During the summit’s second day, panel discussions focused on ways to shore up the state’s transportation infrastructure — rail, roads, airports, seaports, and spaceports — in order to strengthen supply chain channels and promote Florida as a global trade hub.
Laura DiBella, the Florida Secretary of Commerce and president and CEO of Enterprise Florida, gave the opening remarks.
DiBella heads the economic development arm of the state and emphasized the importance of a strong supply chain network to support the state’s economy, which is ranked No. 15 among the largest economies in the world.
DiBella described the state’s economic future as bright, spurred by a growing number of California companies relocating to Florida.
“Innovation is really driving the bus right now in our state. Aerospace and defense is Florida’s largest industry now. It just surpassed agriculture,” she said. “Space is going to be all of Florida.
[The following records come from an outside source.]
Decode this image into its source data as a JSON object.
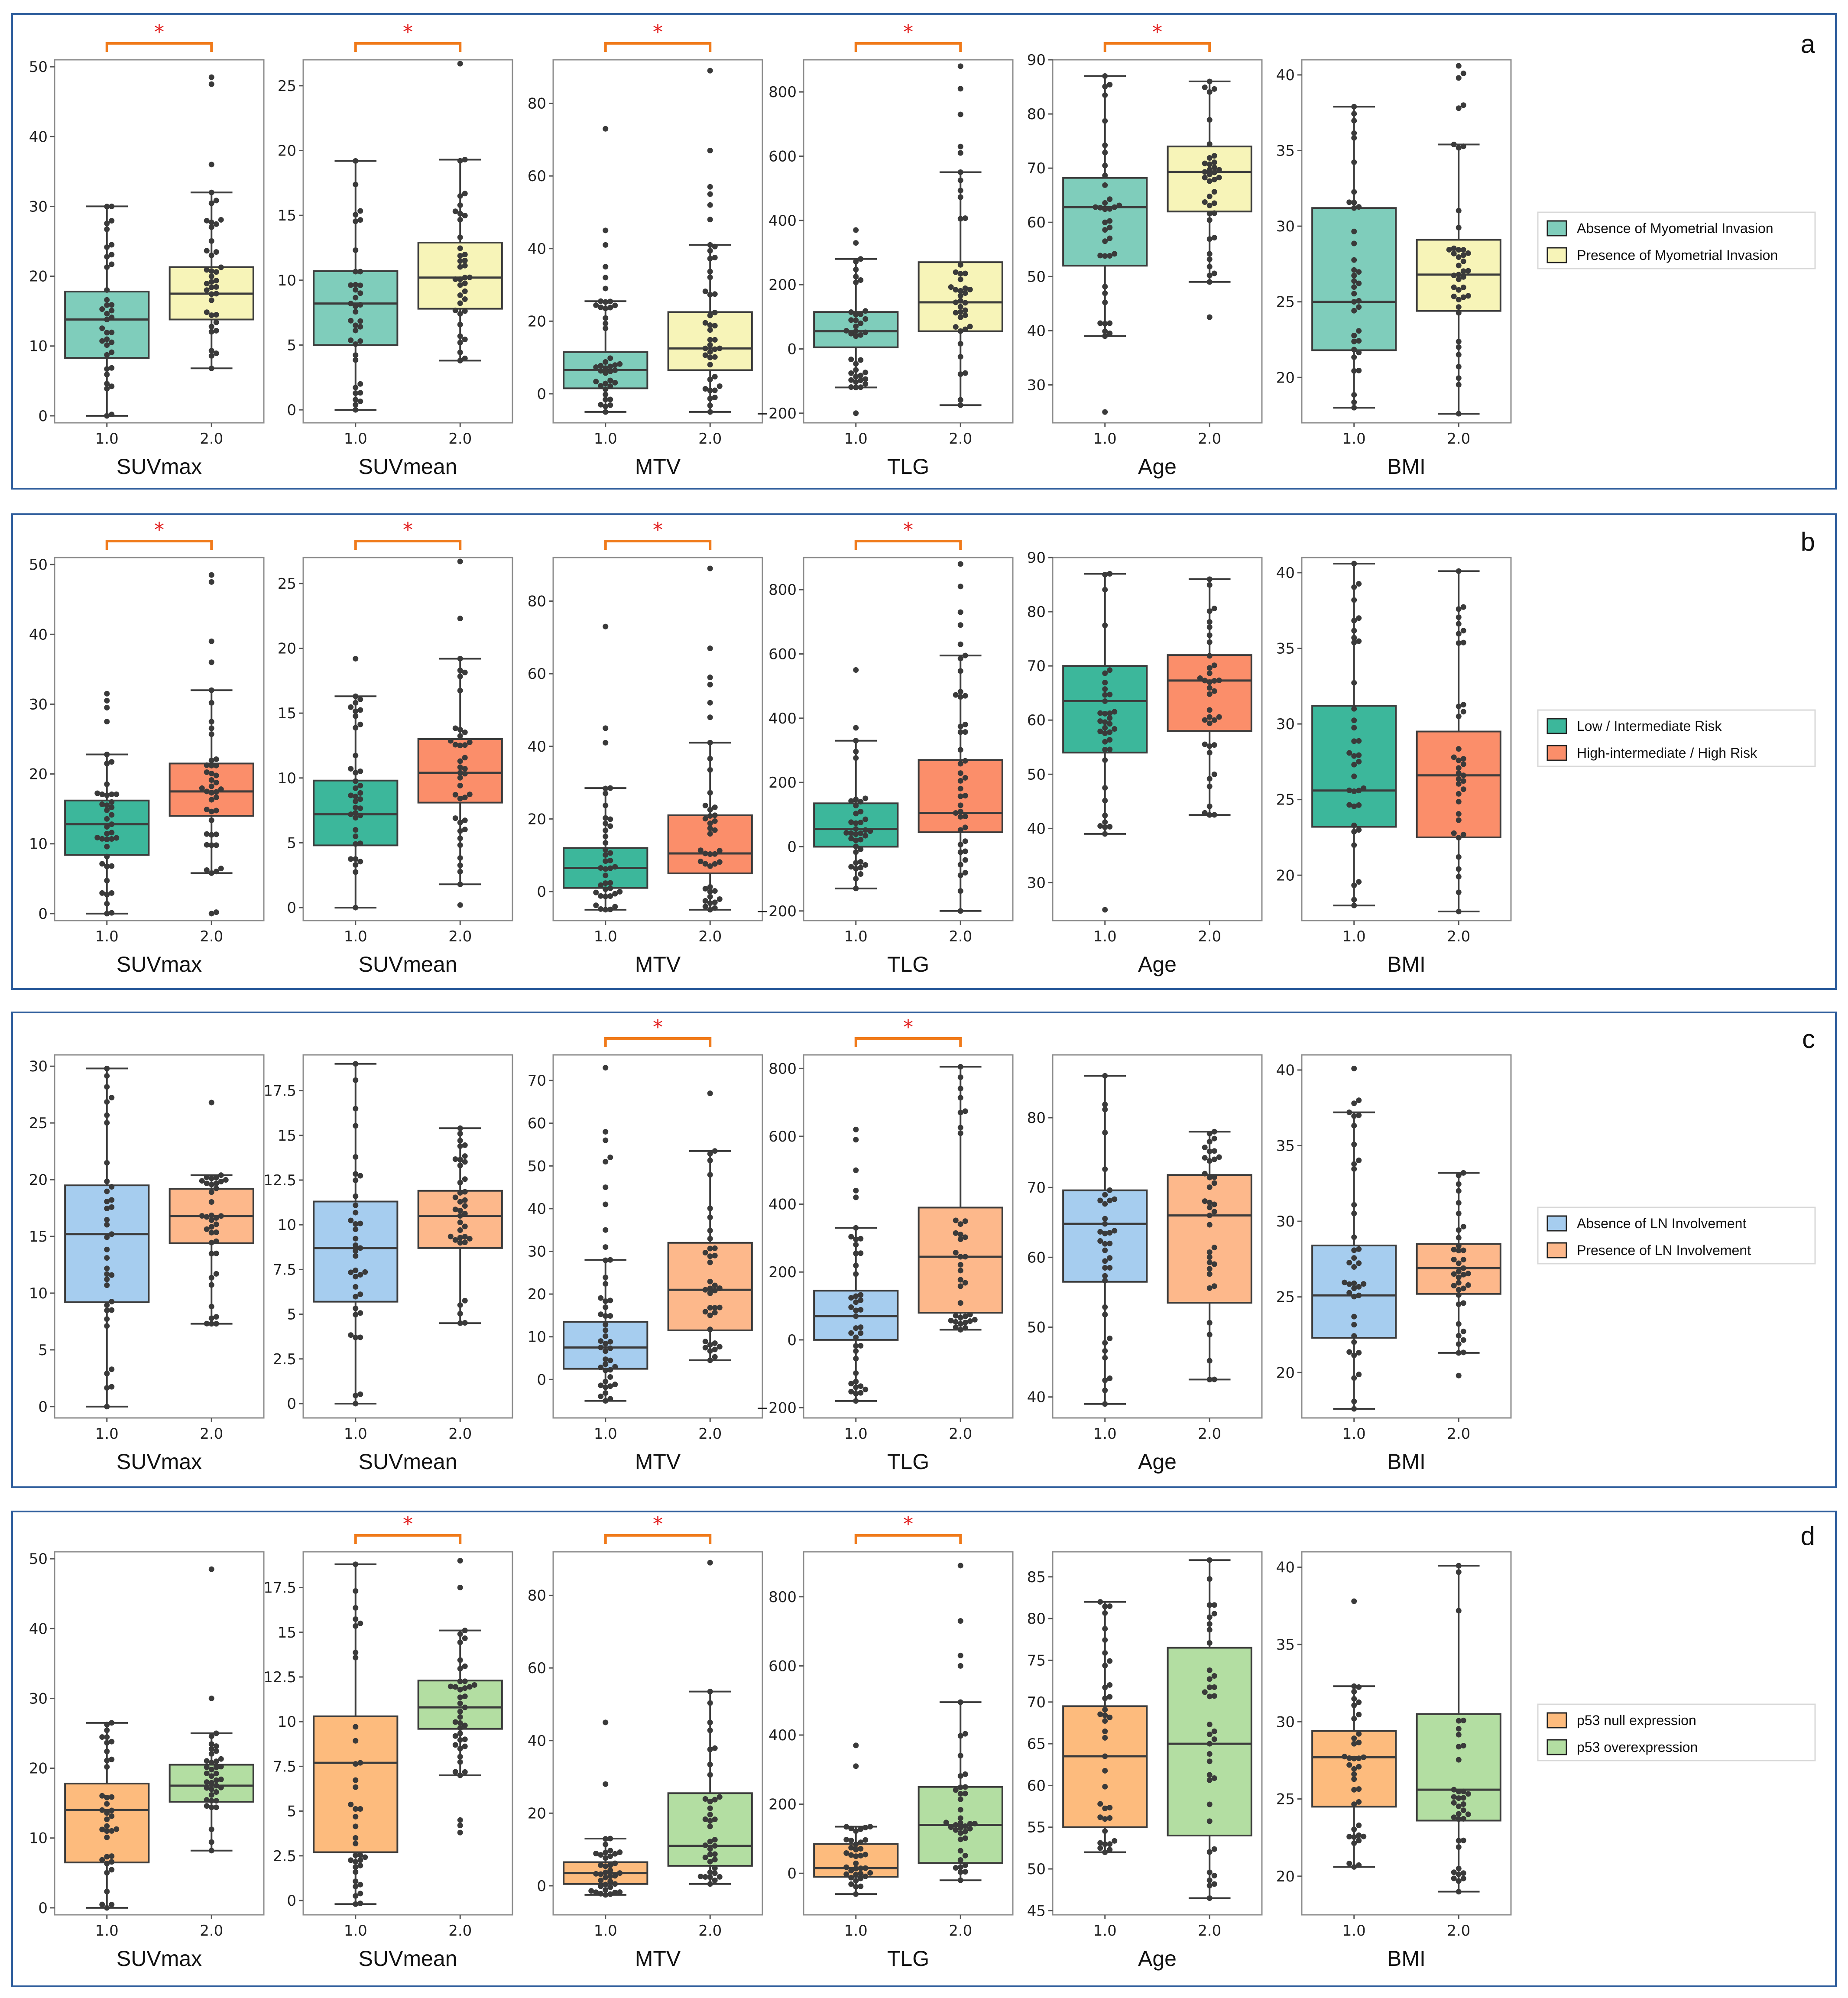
{
  "figure": {
    "rows": [
      {
        "letter": "a",
        "legend": [
          {
            "label": "Absence of Myometrial Invasion",
            "color": "#7fcdbb"
          },
          {
            "label": "Presence of Myometrial Invasion",
            "color": "#f7f4b8"
          }
        ],
        "significance": [
          true,
          true,
          true,
          true,
          true,
          false
        ]
      },
      {
        "letter": "b",
        "legend": [
          {
            "label": "Low / Intermediate Risk",
            "color": "#3cb79b"
          },
          {
            "label": "High-intermediate / High Risk",
            "color": "#fb8e6a"
          }
        ],
        "significance": [
          true,
          true,
          true,
          true,
          false,
          false
        ]
      },
      {
        "letter": "c",
        "legend": [
          {
            "label": "Absence of LN Involvement",
            "color": "#a6cdef"
          },
          {
            "label": "Presence of LN Involvement",
            "color": "#fdb88b"
          }
        ],
        "significance": [
          false,
          false,
          true,
          true,
          false,
          false
        ]
      },
      {
        "letter": "d",
        "legend": [
          {
            "label": "p53 null expression",
            "color": "#fdbb7d"
          },
          {
            "label": "p53 overexpression",
            "color": "#b3dea2"
          }
        ],
        "significance": [
          false,
          true,
          true,
          true,
          false,
          false
        ]
      }
    ],
    "star": "*",
    "category_labels": [
      "1.0",
      "2.0"
    ]
  },
  "chart_data": [
    {
      "row": "a",
      "type": "box",
      "title": "SUVmax",
      "categories": [
        "1.0",
        "2.0"
      ],
      "ylim": [
        -1,
        51
      ],
      "yticks": [
        0,
        10,
        20,
        30,
        40,
        50
      ],
      "boxes": [
        {
          "whislo": 0,
          "q1": 8.3,
          "med": 13.8,
          "q3": 17.8,
          "whishi": 30,
          "fliers": []
        },
        {
          "whislo": 6.8,
          "q1": 13.8,
          "med": 17.5,
          "q3": 21.3,
          "whishi": 32,
          "fliers": [
            36,
            47.5,
            48.5
          ]
        }
      ]
    },
    {
      "row": "a",
      "type": "box",
      "title": "SUVmean",
      "categories": [
        "1.0",
        "2.0"
      ],
      "ylim": [
        -1,
        27
      ],
      "yticks": [
        0,
        5,
        10,
        15,
        20,
        25
      ],
      "boxes": [
        {
          "whislo": 0,
          "q1": 5,
          "med": 8.2,
          "q3": 10.7,
          "whishi": 19.2,
          "fliers": []
        },
        {
          "whislo": 3.8,
          "q1": 7.8,
          "med": 10.2,
          "q3": 12.9,
          "whishi": 19.3,
          "fliers": [
            26.7
          ]
        }
      ]
    },
    {
      "row": "a",
      "type": "box",
      "title": "MTV",
      "categories": [
        "1.0",
        "2.0"
      ],
      "ylim": [
        -8,
        92
      ],
      "yticks": [
        0,
        20,
        40,
        60,
        80
      ],
      "boxes": [
        {
          "whislo": -5,
          "q1": 1.5,
          "med": 6.5,
          "q3": 11.5,
          "whishi": 25.5,
          "fliers": [
            29,
            32,
            35,
            41,
            45,
            73
          ]
        },
        {
          "whislo": -5,
          "q1": 6.5,
          "med": 12.5,
          "q3": 22.5,
          "whishi": 41,
          "fliers": [
            48,
            52,
            55,
            57,
            67,
            89
          ]
        }
      ]
    },
    {
      "row": "a",
      "type": "box",
      "title": "TLG",
      "categories": [
        "1.0",
        "2.0"
      ],
      "ylim": [
        -230,
        900
      ],
      "yticks": [
        -200,
        0,
        200,
        400,
        600,
        800
      ],
      "boxes": [
        {
          "whislo": -120,
          "q1": 5,
          "med": 55,
          "q3": 115,
          "whishi": 280,
          "fliers": [
            -200,
            330,
            370
          ]
        },
        {
          "whislo": -175,
          "q1": 55,
          "med": 145,
          "q3": 270,
          "whishi": 550,
          "fliers": [
            610,
            630,
            730,
            810,
            880
          ]
        }
      ]
    },
    {
      "row": "a",
      "type": "box",
      "title": "Age",
      "categories": [
        "1.0",
        "2.0"
      ],
      "ylim": [
        23,
        90
      ],
      "yticks": [
        30,
        40,
        50,
        60,
        70,
        80,
        90
      ],
      "boxes": [
        {
          "whislo": 39,
          "q1": 52,
          "med": 62.8,
          "q3": 68.2,
          "whishi": 87,
          "fliers": [
            25
          ]
        },
        {
          "whislo": 49,
          "q1": 62,
          "med": 69.3,
          "q3": 74,
          "whishi": 86,
          "fliers": [
            42.5
          ]
        }
      ]
    },
    {
      "row": "a",
      "type": "box",
      "title": "BMI",
      "categories": [
        "1.0",
        "2.0"
      ],
      "ylim": [
        17,
        41
      ],
      "yticks": [
        20,
        25,
        30,
        35,
        40
      ],
      "boxes": [
        {
          "whislo": 18,
          "q1": 21.8,
          "med": 25,
          "q3": 31.2,
          "whishi": 37.9,
          "fliers": []
        },
        {
          "whislo": 17.6,
          "q1": 24.4,
          "med": 26.8,
          "q3": 29.1,
          "whishi": 35.4,
          "fliers": [
            37.8,
            38,
            39.8,
            40.1,
            40.6
          ]
        }
      ]
    },
    {
      "row": "b",
      "type": "box",
      "title": "SUVmax",
      "categories": [
        "1.0",
        "2.0"
      ],
      "ylim": [
        -1,
        51
      ],
      "yticks": [
        0,
        10,
        20,
        30,
        40,
        50
      ],
      "boxes": [
        {
          "whislo": 0,
          "q1": 8.4,
          "med": 12.8,
          "q3": 16.2,
          "whishi": 22.8,
          "fliers": [
            27.5,
            29.5,
            30.5,
            31.5
          ]
        },
        {
          "whislo": 5.8,
          "q1": 14,
          "med": 17.5,
          "q3": 21.5,
          "whishi": 32,
          "fliers": [
            0,
            0.2,
            36,
            39,
            47.5,
            48.5
          ]
        }
      ]
    },
    {
      "row": "b",
      "type": "box",
      "title": "SUVmean",
      "categories": [
        "1.0",
        "2.0"
      ],
      "ylim": [
        -1,
        27
      ],
      "yticks": [
        0,
        5,
        10,
        15,
        20,
        25
      ],
      "boxes": [
        {
          "whislo": 0,
          "q1": 4.8,
          "med": 7.2,
          "q3": 9.8,
          "whishi": 16.3,
          "fliers": [
            19.2
          ]
        },
        {
          "whislo": 1.8,
          "q1": 8.1,
          "med": 10.4,
          "q3": 13,
          "whishi": 19.2,
          "fliers": [
            0.2,
            22.3,
            26.7
          ]
        }
      ]
    },
    {
      "row": "b",
      "type": "box",
      "title": "MTV",
      "categories": [
        "1.0",
        "2.0"
      ],
      "ylim": [
        -8,
        92
      ],
      "yticks": [
        0,
        20,
        40,
        60,
        80
      ],
      "boxes": [
        {
          "whislo": -5,
          "q1": 1,
          "med": 6.5,
          "q3": 12,
          "whishi": 28.5,
          "fliers": [
            41,
            45,
            73
          ]
        },
        {
          "whislo": -5,
          "q1": 5,
          "med": 10.5,
          "q3": 21,
          "whishi": 41,
          "fliers": [
            48,
            52,
            57,
            59,
            67,
            89
          ]
        }
      ]
    },
    {
      "row": "b",
      "type": "box",
      "title": "TLG",
      "categories": [
        "1.0",
        "2.0"
      ],
      "ylim": [
        -230,
        900
      ],
      "yticks": [
        -200,
        0,
        200,
        400,
        600,
        800
      ],
      "boxes": [
        {
          "whislo": -130,
          "q1": 0,
          "med": 55,
          "q3": 135,
          "whishi": 330,
          "fliers": [
            370,
            550
          ]
        },
        {
          "whislo": -200,
          "q1": 45,
          "med": 105,
          "q3": 270,
          "whishi": 595,
          "fliers": [
            630,
            690,
            730,
            810,
            880
          ]
        }
      ]
    },
    {
      "row": "b",
      "type": "box",
      "title": "Age",
      "categories": [
        "1.0",
        "2.0"
      ],
      "ylim": [
        23,
        90
      ],
      "yticks": [
        30,
        40,
        50,
        60,
        70,
        80,
        90
      ],
      "boxes": [
        {
          "whislo": 39,
          "q1": 54,
          "med": 63.5,
          "q3": 70,
          "whishi": 87,
          "fliers": [
            25
          ]
        },
        {
          "whislo": 42.5,
          "q1": 58,
          "med": 67.3,
          "q3": 72,
          "whishi": 86,
          "fliers": []
        }
      ]
    },
    {
      "row": "b",
      "type": "box",
      "title": "BMI",
      "categories": [
        "1.0",
        "2.0"
      ],
      "ylim": [
        17,
        41
      ],
      "yticks": [
        20,
        25,
        30,
        35,
        40
      ],
      "boxes": [
        {
          "whislo": 18,
          "q1": 23.2,
          "med": 25.6,
          "q3": 31.2,
          "whishi": 40.6,
          "fliers": []
        },
        {
          "whislo": 17.6,
          "q1": 22.5,
          "med": 26.6,
          "q3": 29.5,
          "whishi": 40.1,
          "fliers": []
        }
      ]
    },
    {
      "row": "c",
      "type": "box",
      "title": "SUVmax",
      "categories": [
        "1.0",
        "2.0"
      ],
      "ylim": [
        -1,
        31
      ],
      "yticks": [
        0,
        5,
        10,
        15,
        20,
        25,
        30
      ],
      "boxes": [
        {
          "whislo": 0,
          "q1": 9.2,
          "med": 15.2,
          "q3": 19.5,
          "whishi": 29.8,
          "fliers": []
        },
        {
          "whislo": 7.3,
          "q1": 14.4,
          "med": 16.8,
          "q3": 19.2,
          "whishi": 20.4,
          "fliers": [
            26.8
          ]
        }
      ]
    },
    {
      "row": "c",
      "type": "box",
      "title": "SUVmean",
      "categories": [
        "1.0",
        "2.0"
      ],
      "ylim": [
        -0.8,
        19.5
      ],
      "yticks": [
        0,
        2.5,
        5,
        7.5,
        10,
        12.5,
        15,
        17.5
      ],
      "boxes": [
        {
          "whislo": 0,
          "q1": 5.7,
          "med": 8.7,
          "q3": 11.3,
          "whishi": 19,
          "fliers": []
        },
        {
          "whislo": 4.5,
          "q1": 8.7,
          "med": 10.5,
          "q3": 11.9,
          "whishi": 15.4,
          "fliers": []
        }
      ]
    },
    {
      "row": "c",
      "type": "box",
      "title": "MTV",
      "categories": [
        "1.0",
        "2.0"
      ],
      "ylim": [
        -9,
        76
      ],
      "yticks": [
        0,
        10,
        20,
        30,
        40,
        50,
        60,
        70
      ],
      "boxes": [
        {
          "whislo": -5,
          "q1": 2.5,
          "med": 7.5,
          "q3": 13.5,
          "whishi": 28,
          "fliers": [
            31,
            35,
            41,
            45,
            51,
            52,
            56,
            58,
            73
          ]
        },
        {
          "whislo": 4.5,
          "q1": 11.5,
          "med": 21,
          "q3": 32,
          "whishi": 53.5,
          "fliers": [
            67
          ]
        }
      ]
    },
    {
      "row": "c",
      "type": "box",
      "title": "TLG",
      "categories": [
        "1.0",
        "2.0"
      ],
      "ylim": [
        -230,
        840
      ],
      "yticks": [
        -200,
        0,
        200,
        400,
        600,
        800
      ],
      "boxes": [
        {
          "whislo": -180,
          "q1": 0,
          "med": 70,
          "q3": 145,
          "whishi": 330,
          "fliers": [
            420,
            440,
            500,
            590,
            620
          ]
        },
        {
          "whislo": 30,
          "q1": 80,
          "med": 245,
          "q3": 390,
          "whishi": 805,
          "fliers": []
        }
      ]
    },
    {
      "row": "c",
      "type": "box",
      "title": "Age",
      "categories": [
        "1.0",
        "2.0"
      ],
      "ylim": [
        37,
        89
      ],
      "yticks": [
        40,
        50,
        60,
        70,
        80
      ],
      "boxes": [
        {
          "whislo": 39,
          "q1": 56.5,
          "med": 64.8,
          "q3": 69.6,
          "whishi": 86,
          "fliers": []
        },
        {
          "whislo": 42.5,
          "q1": 53.5,
          "med": 66,
          "q3": 71.8,
          "whishi": 78,
          "fliers": []
        }
      ]
    },
    {
      "row": "c",
      "type": "box",
      "title": "BMI",
      "categories": [
        "1.0",
        "2.0"
      ],
      "ylim": [
        17,
        41
      ],
      "yticks": [
        20,
        25,
        30,
        35,
        40
      ],
      "boxes": [
        {
          "whislo": 17.6,
          "q1": 22.3,
          "med": 25.1,
          "q3": 28.4,
          "whishi": 37.2,
          "fliers": [
            37.8,
            38,
            40.1
          ]
        },
        {
          "whislo": 21.3,
          "q1": 25.2,
          "med": 26.9,
          "q3": 28.5,
          "whishi": 33.2,
          "fliers": [
            19.8
          ]
        }
      ]
    },
    {
      "row": "d",
      "type": "box",
      "title": "SUVmax",
      "categories": [
        "1.0",
        "2.0"
      ],
      "ylim": [
        -1,
        51
      ],
      "yticks": [
        0,
        10,
        20,
        30,
        40,
        50
      ],
      "boxes": [
        {
          "whislo": 0,
          "q1": 6.5,
          "med": 14,
          "q3": 17.8,
          "whishi": 26.5,
          "fliers": []
        },
        {
          "whislo": 8.2,
          "q1": 15.2,
          "med": 17.5,
          "q3": 20.5,
          "whishi": 25,
          "fliers": [
            30,
            48.5
          ]
        }
      ]
    },
    {
      "row": "d",
      "type": "box",
      "title": "SUVmean",
      "categories": [
        "1.0",
        "2.0"
      ],
      "ylim": [
        -0.8,
        19.5
      ],
      "yticks": [
        0,
        2.5,
        5,
        7.5,
        10,
        12.5,
        15,
        17.5
      ],
      "boxes": [
        {
          "whislo": -0.2,
          "q1": 2.7,
          "med": 7.7,
          "q3": 10.3,
          "whishi": 18.8,
          "fliers": []
        },
        {
          "whislo": 7,
          "q1": 9.6,
          "med": 10.8,
          "q3": 12.3,
          "whishi": 15.1,
          "fliers": [
            3.8,
            4.2,
            4.5,
            17.5,
            19
          ]
        }
      ]
    },
    {
      "row": "d",
      "type": "box",
      "title": "MTV",
      "categories": [
        "1.0",
        "2.0"
      ],
      "ylim": [
        -8,
        92
      ],
      "yticks": [
        0,
        20,
        40,
        60,
        80
      ],
      "boxes": [
        {
          "whislo": -2.5,
          "q1": 0.5,
          "med": 3.5,
          "q3": 6.5,
          "whishi": 13,
          "fliers": [
            28,
            45
          ]
        },
        {
          "whislo": 0.5,
          "q1": 5.5,
          "med": 11,
          "q3": 25.5,
          "whishi": 53.5,
          "fliers": [
            89
          ]
        }
      ]
    },
    {
      "row": "d",
      "type": "box",
      "title": "TLG",
      "categories": [
        "1.0",
        "2.0"
      ],
      "ylim": [
        -120,
        930
      ],
      "yticks": [
        0,
        200,
        400,
        600,
        800
      ],
      "boxes": [
        {
          "whislo": -60,
          "q1": -10,
          "med": 15,
          "q3": 85,
          "whishi": 135,
          "fliers": [
            310,
            370
          ]
        },
        {
          "whislo": -20,
          "q1": 30,
          "med": 140,
          "q3": 250,
          "whishi": 495,
          "fliers": [
            600,
            630,
            730,
            890
          ]
        }
      ]
    },
    {
      "row": "d",
      "type": "box",
      "title": "Age",
      "categories": [
        "1.0",
        "2.0"
      ],
      "ylim": [
        44.5,
        88
      ],
      "yticks": [
        45,
        50,
        55,
        60,
        65,
        70,
        75,
        80,
        85
      ],
      "boxes": [
        {
          "whislo": 52,
          "q1": 55,
          "med": 63.5,
          "q3": 69.5,
          "whishi": 82,
          "fliers": []
        },
        {
          "whislo": 46.5,
          "q1": 54,
          "med": 65,
          "q3": 76.5,
          "whishi": 87,
          "fliers": []
        }
      ]
    },
    {
      "row": "d",
      "type": "box",
      "title": "BMI",
      "categories": [
        "1.0",
        "2.0"
      ],
      "ylim": [
        17.5,
        41
      ],
      "yticks": [
        20,
        25,
        30,
        35,
        40
      ],
      "boxes": [
        {
          "whislo": 20.6,
          "q1": 24.5,
          "med": 27.7,
          "q3": 29.4,
          "whishi": 32.3,
          "fliers": [
            37.8
          ]
        },
        {
          "whislo": 19,
          "q1": 23.6,
          "med": 25.6,
          "q3": 30.5,
          "whishi": 40.1,
          "fliers": []
        }
      ]
    }
  ]
}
It will not just be relegated to the Space Coast. More space ports are coming online, so plan on that.”
DiBella said the state’s space industry will see more than 100 rockets launch this year.
Summit speakers included state transportation and trade officials, supply chain management consultants and business executives, and representatives from airports, railways, spaceports, transportation and seaports.
Panel discussions touched on the state’s major economic trends and outlined opportunities for trade and logistics improvement. Among the key points:
- Florida’s growing population and economy. Projections estimate more than 3.5 million additional residents and 100 million additional annual visitors through 2030.
- Manufacturing high-value goods for consumers to offset the trade and truckload imbalance. Truck drivers are delivering goods to Florida consumers but are leaving the state with empty or partially-empty loads.
“We need to make export manufacturing a priority in Florida. It’s not just to fill boxes, it fills bank accounts,” said Doug Davidson, project chair of the Florida Chamber of Commerce’s Trade and Logistics 2030 Study.
In addition, one job in manufacturing supports two additional jobs in a related industry, such as supply chain, retail and finance, he said.
Allen Clifford, the executive vice president at the Mediterranean Shipping Company, said one of Florida’s greatest assets is the young talent graduating from supply chain management programs across the state.
“What Florida offers is more young people,” he said. “The value that younger people bring us is longevity. You need people who can give you longevity. Today, you have some really, really bright young people.”
And the state’s multiple seaports and geographic proximity to South America only adds to the growth potential.
“I see tremendous opportunities to grow,” Clifford said. “You have multiple ports. You have the opportunity to cover the Latin Americas. You can get to and from anywhere from Florida. Florida offers a tremendous opportunity for an ocean transportation company that other places don’t.”